The homing instinct that drew her here was accompanied by an equal and opposite reaction that made her resent the intended source of comfort. Almost from the start she was testy with her mother. Having come for a sympathetic ear, she found herself reluctant to confide all. When she looked at her mother she saw too much of herself, and this made her frightened and angry. She did not want to commiserate on the awfulness of men, or share in the sisterhood of failure. This she imagined to be her mother's perspective, and so it was what she responded to, unable to see tha
t her mother's position was tinged with nobler motives. Refusing to identify with anyone else, Corrine insisted on the uniqueness of her own marital problems. As bad as things might appear to her now, she clung to the belief that her marriage to Russell was a special case.
Chain-smoking at the kitchen table with Jeopardy on the television set on the far counter, Jessie Makepeace was trying to get the story straight for perhaps the fifth time, going over the ground again as if, it seemed to Corrine, to savor someone else's unhappiness. Over the phone, the week before, Corrine had told her about calling Frankfurt and discovering another Mrs. Calloway registered to Russell's room. Since arriving home she hadn't divulged much, and she had yet to tell her mother about her recently revealed history with Jeff. Deeply remorseful and ashamed, she wanted only sympathy at the time.
Jessie said, "I never pegged Russell as the type."
"I wouldn't say he was the type," Corrine said, a note of defensiveness creeping into her voice as she straddled separate loyalties. "It just happened."
She was still angry with Russell, but she felt that in his absence she had to present his side of the case. It was time to tell her mother the rest.

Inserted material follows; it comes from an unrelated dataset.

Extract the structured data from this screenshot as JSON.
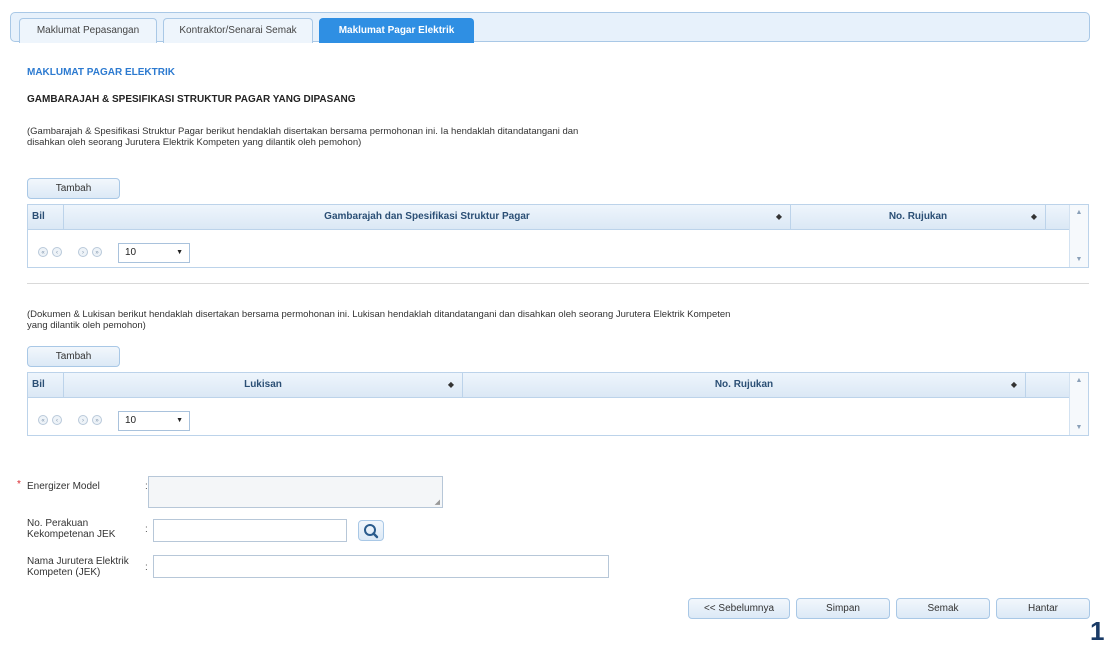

When Corrine had finished confessing her own transgressions, Jessie whistled theatrically, like an old broad in a black-and-white movie, smoke escaping from between her pursed, cracked lips. "Of all the people you could've picked, honey." Jessie liked Jeff nearly as much as she liked Russell. He had been here to the house, had been Russell's best man at the wedding. Jessie clipped out reviews and articles about him and renewed a long-lapsed subscription to The New Yorker after it published one of his stories. She had never felt that Caitlin was good enough for Jeff, in the years they were together, and several times she had banteringly suggested that Corrine picked the wrong friend.